Business and building reach record highs
Silicon Valley hit other records in 2019, including an 18-year high when it comes to newly completed commercial space, which spanned a combined 8.5 million square feet. Unemployment has also dipped to a 19-year low of 2.1 percent as the region is in its ninth consecutive year of economic growth.
That means employees are filling office space even as housing development fails to keep up with the rate of commercial developments. Since the 2008 recession began to lift, the Bay Area has added 821,000 jobs, but just 173,000 new homes, according to Joint Venture data — a 5:1 ratio.
The trend is driving costly housing in the region, and the issue “doesn’t seem to be budging,” said Russell Hancock, president and CEO of Joint Venture Silicon Valley.
In large part, the standstill is because many aren’t interested in adding significant housing to the region, he said. Residents often see large housing projects negatively and lobby city councilmembers to reject such developments when they’re proposed, he added.
“That’s all fine if that is the will of the community,” Hancock said. “But the community has not communicated that to the economy.”
Job growth is slowing, however. Silicon Valley companies added nearly 30,000 new positions — a growth rate of about 1.7 percent — between the second quarter of 2018 and 2019, outpacing the state and nation. The job growth rate was 2.2 percent in the 12 months before.

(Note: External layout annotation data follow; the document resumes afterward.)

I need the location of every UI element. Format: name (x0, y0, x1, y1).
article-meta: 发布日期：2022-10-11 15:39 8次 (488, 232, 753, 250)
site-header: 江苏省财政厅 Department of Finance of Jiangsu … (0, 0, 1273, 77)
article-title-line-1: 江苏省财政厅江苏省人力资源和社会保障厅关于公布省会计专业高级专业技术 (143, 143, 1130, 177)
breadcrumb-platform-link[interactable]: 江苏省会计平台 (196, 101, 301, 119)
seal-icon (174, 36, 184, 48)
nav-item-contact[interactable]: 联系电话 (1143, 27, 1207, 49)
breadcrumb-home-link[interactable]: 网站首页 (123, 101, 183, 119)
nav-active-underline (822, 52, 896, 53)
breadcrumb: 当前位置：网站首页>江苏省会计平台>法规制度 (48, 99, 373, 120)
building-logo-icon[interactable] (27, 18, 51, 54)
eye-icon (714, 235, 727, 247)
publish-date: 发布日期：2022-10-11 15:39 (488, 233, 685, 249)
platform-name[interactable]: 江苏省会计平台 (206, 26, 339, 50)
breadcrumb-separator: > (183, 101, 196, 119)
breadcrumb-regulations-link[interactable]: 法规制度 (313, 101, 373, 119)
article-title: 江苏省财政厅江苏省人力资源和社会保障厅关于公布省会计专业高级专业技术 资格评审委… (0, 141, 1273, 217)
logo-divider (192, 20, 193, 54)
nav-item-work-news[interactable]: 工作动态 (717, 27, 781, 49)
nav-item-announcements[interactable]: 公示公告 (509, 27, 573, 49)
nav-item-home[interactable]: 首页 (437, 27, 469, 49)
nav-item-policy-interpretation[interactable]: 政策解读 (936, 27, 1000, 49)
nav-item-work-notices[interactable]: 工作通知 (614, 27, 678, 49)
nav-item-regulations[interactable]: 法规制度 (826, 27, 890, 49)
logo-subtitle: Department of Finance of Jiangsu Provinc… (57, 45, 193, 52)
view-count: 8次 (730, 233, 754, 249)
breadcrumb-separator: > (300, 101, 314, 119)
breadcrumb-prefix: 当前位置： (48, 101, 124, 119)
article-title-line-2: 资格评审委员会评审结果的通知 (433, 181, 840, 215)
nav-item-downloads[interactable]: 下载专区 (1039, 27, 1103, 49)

The relative jobs slowdown is not surprising considering the low unemployment, said Hancock.
“We should think about this as an economy at full employment,” he said. “We don’t have as many jobs to create and if we did, we wouldn’t have anybody to fill them because we are all employed.”
The result is that those coming into the region today tend to be highly educated workers from overseas. And while those international arrivals help to fill out the high-tech job market, the data shows that more people left the region than came in for the third year in a row. Those who are coming, tend be be landing high-paying jobs, often at or above $200,000 a year or more, the data shows.
Housing and traffic aren’t budging
Many of the reasons for the region’s net negative migration aren’t a mystery to Hancock, who focused in on housing and traffic — two major quality of life factors.
Median home prices in Silicon Valley remain above $1 million, pushing many local workers to areas farther away from their jobs and contributing to the Bay Area’s notoriously heavy and unpredictable traffic. Transit ridership hasn’t increased even as commutes lengthen, with about 73 percent of people driving to work alone. Meanwhile, tech companies continue to provide transit to their own workers with a fleet of buses that rivals every other transportation system in the area.
One bright spot, Massaro said, is that more affordable homes and denser developers were approved in the region over the past year than in the preceding 20 years.
“The data is showing over the next coming few years we are likely going to see a lot more dense housing and affordable housing,” she said.
Meanwhile, 83 percent of the homes permitted to begin construction over the last four years are considered luxury and out of reach financially for many renters.
“It’s our Achilles heel and it’s killing us,” Hancock said. “The reasons are clear: We are not building enough.”
Venture capital is ‘clumping’
Venture capitalists are also gravitating toward the rich in the Bay Area, dumping $42 billion into local businesses last year, but about half –92 of those deals — were megadeals with companies that are already highly valued, the data shows.
That’s a shift away from past venture capital culture, which attempted to get in on the ground level of a promising company, often run out of a Bay Area garage, Hancock said.
The trend shows that like with Silicon Valley residents, those with money and clout increasingly getting more while those who don’t have found resources more scarce.
“Money is clumping,” Hancock said. “The philosophers among us are wondering if we are starting to change the nature of innovation in Silicon Valley and the way it is taking place.”